PC12 cells are derived from a pheochromocytoma of the rat adrenal medulla and display the characteristics of adrenal chromaffin cells. PC12 cells are therefore often used as a model of the adrenal medulla in pharmacological studies[9]. These cells contain endogenous catecholamines that are released in response to distinct stimuli, including various herbal medicine components. For example, Salviae miltiorrhizae radix, a Korean herbal medicine, increases dopamine release from PC12 cells[10]. On the other hand, hirsuteine, a compound isolated from a Japanese herb of the Uncaria genus, antagonizes the nicotine-evoked secretion of dopamine[11]. In addition, extracts of ginseng, a component of rikkunshito, suppress the gene expression of enzymes involved in dopamine and norepinephrine synthesis in PC12 cells[12]. However, in spite of extensive studies utilizing PC12 cells, the effects of rikkunshito itself on the synthesis and/or release of catecholamines have never before been documented. We have been interested in the influences of Japanese herbal medicine on the endocrine system and examined the effects of rikkunshito on endocrine cells. We now report that rikkunshito stimulates the release of norepinephrine and dopamine from PC12 cells via a novel mechanism involving cAMP.
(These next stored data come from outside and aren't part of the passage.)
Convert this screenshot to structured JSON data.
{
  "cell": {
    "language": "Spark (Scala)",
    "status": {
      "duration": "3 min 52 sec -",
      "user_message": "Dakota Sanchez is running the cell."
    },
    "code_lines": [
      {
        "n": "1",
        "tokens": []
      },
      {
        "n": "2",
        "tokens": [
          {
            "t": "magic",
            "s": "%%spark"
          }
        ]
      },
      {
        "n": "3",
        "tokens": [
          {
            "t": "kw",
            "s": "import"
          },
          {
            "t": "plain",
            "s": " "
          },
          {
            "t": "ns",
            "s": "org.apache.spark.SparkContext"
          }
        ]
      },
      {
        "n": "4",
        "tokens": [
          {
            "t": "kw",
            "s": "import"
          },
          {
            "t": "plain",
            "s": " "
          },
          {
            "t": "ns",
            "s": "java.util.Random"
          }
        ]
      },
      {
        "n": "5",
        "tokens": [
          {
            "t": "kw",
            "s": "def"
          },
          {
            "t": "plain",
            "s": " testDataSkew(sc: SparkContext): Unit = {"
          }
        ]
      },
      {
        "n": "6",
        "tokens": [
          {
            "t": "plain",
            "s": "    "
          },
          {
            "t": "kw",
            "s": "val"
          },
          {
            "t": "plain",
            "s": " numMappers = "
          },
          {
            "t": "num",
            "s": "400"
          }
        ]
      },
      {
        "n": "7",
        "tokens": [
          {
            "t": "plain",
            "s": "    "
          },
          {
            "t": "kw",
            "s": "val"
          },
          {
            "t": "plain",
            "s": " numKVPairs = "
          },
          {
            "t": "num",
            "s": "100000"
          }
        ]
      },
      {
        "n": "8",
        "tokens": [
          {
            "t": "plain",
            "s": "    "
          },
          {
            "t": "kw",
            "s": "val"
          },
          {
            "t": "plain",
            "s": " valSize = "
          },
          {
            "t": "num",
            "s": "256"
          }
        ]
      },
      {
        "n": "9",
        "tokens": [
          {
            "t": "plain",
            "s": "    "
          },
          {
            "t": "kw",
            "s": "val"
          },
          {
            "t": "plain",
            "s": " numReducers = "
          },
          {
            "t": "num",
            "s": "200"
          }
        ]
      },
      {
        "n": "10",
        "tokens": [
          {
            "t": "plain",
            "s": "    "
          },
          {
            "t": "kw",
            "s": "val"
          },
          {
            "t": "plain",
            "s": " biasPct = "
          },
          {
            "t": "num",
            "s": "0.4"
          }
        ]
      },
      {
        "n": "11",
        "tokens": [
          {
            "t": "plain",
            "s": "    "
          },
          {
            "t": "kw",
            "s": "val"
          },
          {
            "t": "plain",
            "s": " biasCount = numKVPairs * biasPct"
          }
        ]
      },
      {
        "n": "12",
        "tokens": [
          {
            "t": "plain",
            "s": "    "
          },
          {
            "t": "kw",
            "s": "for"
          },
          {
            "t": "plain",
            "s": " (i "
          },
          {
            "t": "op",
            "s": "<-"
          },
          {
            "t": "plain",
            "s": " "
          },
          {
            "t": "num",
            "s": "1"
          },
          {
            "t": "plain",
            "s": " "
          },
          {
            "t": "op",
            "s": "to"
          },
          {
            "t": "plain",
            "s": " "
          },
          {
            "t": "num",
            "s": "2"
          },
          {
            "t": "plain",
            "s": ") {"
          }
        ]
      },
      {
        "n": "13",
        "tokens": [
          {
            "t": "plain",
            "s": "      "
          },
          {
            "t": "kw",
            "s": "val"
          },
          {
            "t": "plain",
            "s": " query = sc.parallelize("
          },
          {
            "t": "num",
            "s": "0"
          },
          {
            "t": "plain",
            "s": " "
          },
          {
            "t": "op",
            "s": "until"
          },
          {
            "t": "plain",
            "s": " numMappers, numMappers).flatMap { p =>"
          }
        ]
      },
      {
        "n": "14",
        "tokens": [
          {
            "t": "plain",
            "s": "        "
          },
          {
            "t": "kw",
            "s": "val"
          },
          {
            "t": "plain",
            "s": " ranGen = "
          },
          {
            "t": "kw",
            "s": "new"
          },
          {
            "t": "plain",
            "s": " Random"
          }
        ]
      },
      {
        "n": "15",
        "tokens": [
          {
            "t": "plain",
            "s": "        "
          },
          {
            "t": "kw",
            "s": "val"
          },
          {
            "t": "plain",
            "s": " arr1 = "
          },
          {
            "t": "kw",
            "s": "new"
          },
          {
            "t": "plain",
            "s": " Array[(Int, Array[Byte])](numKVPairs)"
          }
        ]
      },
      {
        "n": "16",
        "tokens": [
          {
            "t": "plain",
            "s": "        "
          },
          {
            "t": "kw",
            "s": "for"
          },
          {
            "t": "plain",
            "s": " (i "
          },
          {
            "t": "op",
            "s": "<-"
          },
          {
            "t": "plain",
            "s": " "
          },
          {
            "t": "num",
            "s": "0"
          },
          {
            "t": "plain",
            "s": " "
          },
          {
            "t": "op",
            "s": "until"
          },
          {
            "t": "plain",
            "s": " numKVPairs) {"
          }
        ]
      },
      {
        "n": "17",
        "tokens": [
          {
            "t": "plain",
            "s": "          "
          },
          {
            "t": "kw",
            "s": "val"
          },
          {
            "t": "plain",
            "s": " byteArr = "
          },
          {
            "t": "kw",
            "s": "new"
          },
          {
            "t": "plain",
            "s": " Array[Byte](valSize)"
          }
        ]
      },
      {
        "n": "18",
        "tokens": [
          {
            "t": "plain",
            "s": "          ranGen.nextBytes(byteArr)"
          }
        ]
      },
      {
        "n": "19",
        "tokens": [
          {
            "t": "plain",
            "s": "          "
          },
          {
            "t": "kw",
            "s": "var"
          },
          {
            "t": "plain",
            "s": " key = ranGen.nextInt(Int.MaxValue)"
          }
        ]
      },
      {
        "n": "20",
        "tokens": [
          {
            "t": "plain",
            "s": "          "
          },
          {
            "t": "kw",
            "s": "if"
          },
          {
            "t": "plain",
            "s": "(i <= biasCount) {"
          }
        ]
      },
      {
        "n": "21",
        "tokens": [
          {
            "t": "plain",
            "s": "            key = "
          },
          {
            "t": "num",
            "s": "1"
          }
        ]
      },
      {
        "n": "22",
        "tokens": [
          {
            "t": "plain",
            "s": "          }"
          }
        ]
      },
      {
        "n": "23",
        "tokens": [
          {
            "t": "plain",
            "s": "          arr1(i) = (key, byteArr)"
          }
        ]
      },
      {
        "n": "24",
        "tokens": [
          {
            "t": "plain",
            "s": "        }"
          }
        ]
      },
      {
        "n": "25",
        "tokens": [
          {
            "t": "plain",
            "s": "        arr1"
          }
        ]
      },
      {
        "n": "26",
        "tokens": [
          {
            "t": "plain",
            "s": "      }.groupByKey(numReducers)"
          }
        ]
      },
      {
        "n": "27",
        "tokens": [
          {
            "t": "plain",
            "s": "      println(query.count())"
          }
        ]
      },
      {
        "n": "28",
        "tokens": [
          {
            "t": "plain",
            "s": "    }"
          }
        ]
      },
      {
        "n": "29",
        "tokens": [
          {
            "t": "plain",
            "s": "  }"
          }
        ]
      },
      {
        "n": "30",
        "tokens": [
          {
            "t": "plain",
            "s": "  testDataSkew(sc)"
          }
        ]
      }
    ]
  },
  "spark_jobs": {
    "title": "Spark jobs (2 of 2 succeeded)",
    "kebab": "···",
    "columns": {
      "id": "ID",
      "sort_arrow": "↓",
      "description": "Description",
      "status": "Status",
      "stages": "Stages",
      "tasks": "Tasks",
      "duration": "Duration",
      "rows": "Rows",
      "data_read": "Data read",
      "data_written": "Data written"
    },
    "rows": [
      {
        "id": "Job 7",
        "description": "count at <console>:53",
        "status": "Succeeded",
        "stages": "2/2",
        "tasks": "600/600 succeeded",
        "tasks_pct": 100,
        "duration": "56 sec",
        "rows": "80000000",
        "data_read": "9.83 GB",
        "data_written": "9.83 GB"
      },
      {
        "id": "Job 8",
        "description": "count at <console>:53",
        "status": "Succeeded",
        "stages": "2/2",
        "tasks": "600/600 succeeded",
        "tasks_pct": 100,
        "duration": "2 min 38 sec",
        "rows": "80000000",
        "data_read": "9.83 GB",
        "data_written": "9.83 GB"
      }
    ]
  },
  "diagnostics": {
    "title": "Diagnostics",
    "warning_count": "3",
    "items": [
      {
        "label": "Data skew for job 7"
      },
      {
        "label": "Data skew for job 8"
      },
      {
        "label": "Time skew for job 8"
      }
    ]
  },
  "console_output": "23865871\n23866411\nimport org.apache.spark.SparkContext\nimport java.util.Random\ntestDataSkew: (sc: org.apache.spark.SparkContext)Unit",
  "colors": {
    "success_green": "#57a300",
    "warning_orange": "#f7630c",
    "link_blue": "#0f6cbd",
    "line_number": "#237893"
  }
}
Rikkunshito stock solution

Rikkunshito was kindly supplied by Tsumura and Co. (Tokyo, Japan) as a spray-dried powder derived from a hot water extract of crude drugs. The spray-dried powder (10 g) was resuspended in hot water (100 ml), and the supernatant was filtered through a 0.45 μm sterile membrane (Millipore, Ireland). Phosphate buffered saline (10× stock solution, 1:9 v/v) was added to the filtrate to prepare the rikkunshito stock solution. Aliquots of the rikkunshito stock solution were stored at -30°C until use.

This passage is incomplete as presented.